Another Look at Dragon Theory

The premise of "Dragon Theory" is that we get "assimilated" into intelligent machines - social structures based on mechanical rules - thereby losing our fundamental humanity. The assumption of Dragon Theory is that this "assimilation" is a "bad thing", even a dangerous thing. Perhaps even a threat to the continued existence of human beings on the planet.

On the other hand, I have a thread of reasoning in Diary of a Christian Skeptic that recognizes that there is little or nothing in my personal "meme world" that doesn't come from other people, many of which can be identified by name. According to this picture, my mind is simply a kind of eddy, through which the memes of mankind flow. According to Zen, there are no borders to the individual mind. Properly speaking, the mind is infinite and contains "reality". The mind of a modern intellectual "contains" a lot more "reality" than the mind of an educated person 200 years ago because the insights of modern science are readily available to reach deeply into the workings of reality itself. This is the result of being "assimilated" into a world that today might be called the "Google World".

This idea can be forcefully illustrated by picking up a dictionary (Do you still have one of those around?) This is a massive list of all the words (each one a meme) that I have inherited just by being born in an English speaking country and subjected to the kind of socialization that is lamented in "Dragon Theory". In fact, Dragon theory explicitly acknowledges the fact that language itself is a powerful force for assimilation, even more powerful than another assimilating meme: the idea of money.

But it's also true that Math, Physics and Philosophy are woven into the culture I'm embedded in. In fact, what aspect of my "humanity" does not owe itself to "assimilation"? Is it no true that the fantastic richness of human experience that is so threatened by assimilation is also due to assimilation? Unlike other animals, human beings thoroughly adapt to their environment and the tools available (both physical and intellectual). A man with an axe is a different animal from an man with no axe.

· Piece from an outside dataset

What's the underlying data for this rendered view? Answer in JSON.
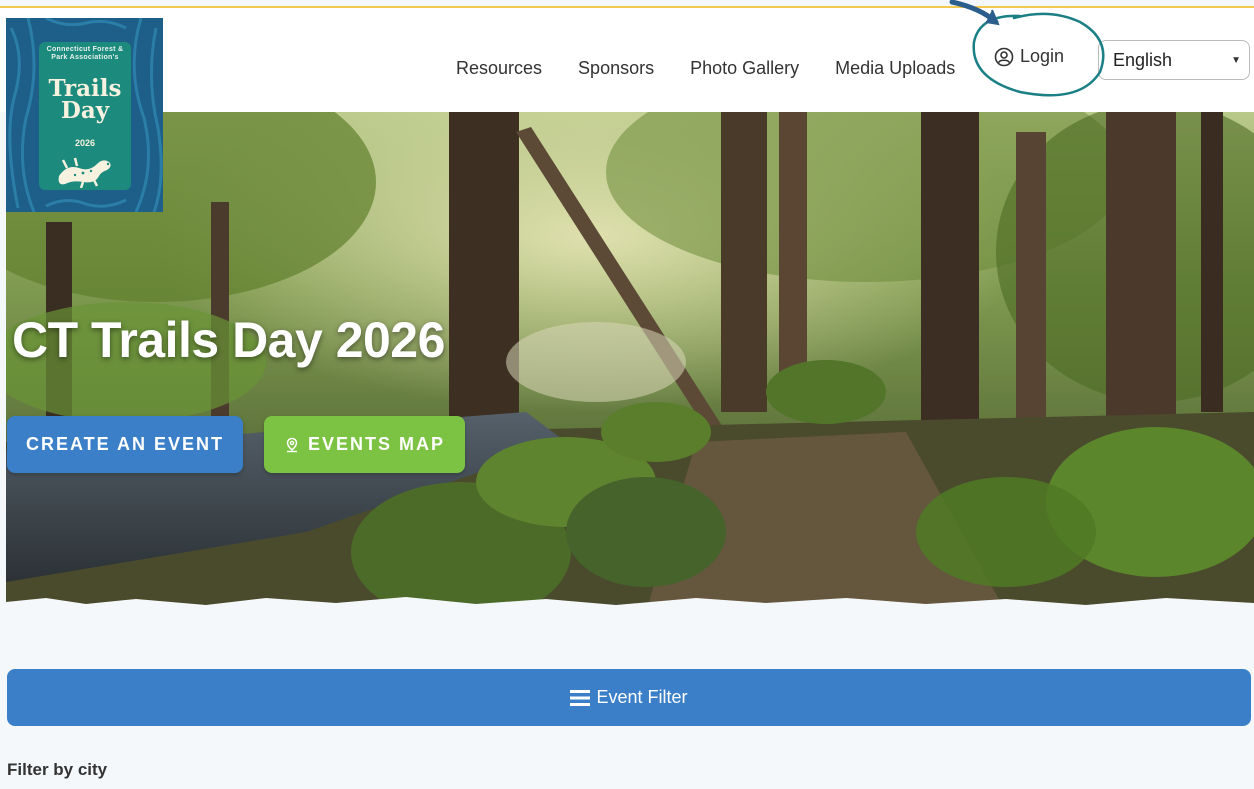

Every tool, every sweeping change to he environment (now mostly "man made") changes what it is to be human.

Turning back to the "Dragon" image of a machine made up of human components, can we not imagine a "meme machine" constantly re-working and exploring its store of memes?  The "thinking" of this machine includes the exponential growth of human knowledge in every field, described in Kurzweil's "Singularity". In this vision, we are "assimilated" into a thinking, dreaming, creating machine that is growing bigger and more powerful by he second. In fact, this "group mind" can't be described as a machine at all, since he creative, human energies of individuals add to produce much more than any one individual could produce. "Dragons" drag individuals to the "lowest common denominator", for example, reducing their lives to a scramble for money. Is it not true that we lament this process precisely because we benefit from centuries of thinking about what is meaningful and worthwhile about human existence? We want the benefits of civilization without surrendering the imagined purity of he "noble savage".

In this context, it's worth remembering "The Real World of Technology" which outlines the intimate connection between technical progress and dehumanization of the individual.

Perhaps it is a mundane observation that "assimilation" is a two-edge sword. We are swept along in the stream of history, constantly being redefined as human beings. Is it possible to step outside this process and say which changes to the definition of "human" are acceptable and which are not?

At the very least, this line of thinking challenges Dragon Theory's pessimistic view of our future as a species.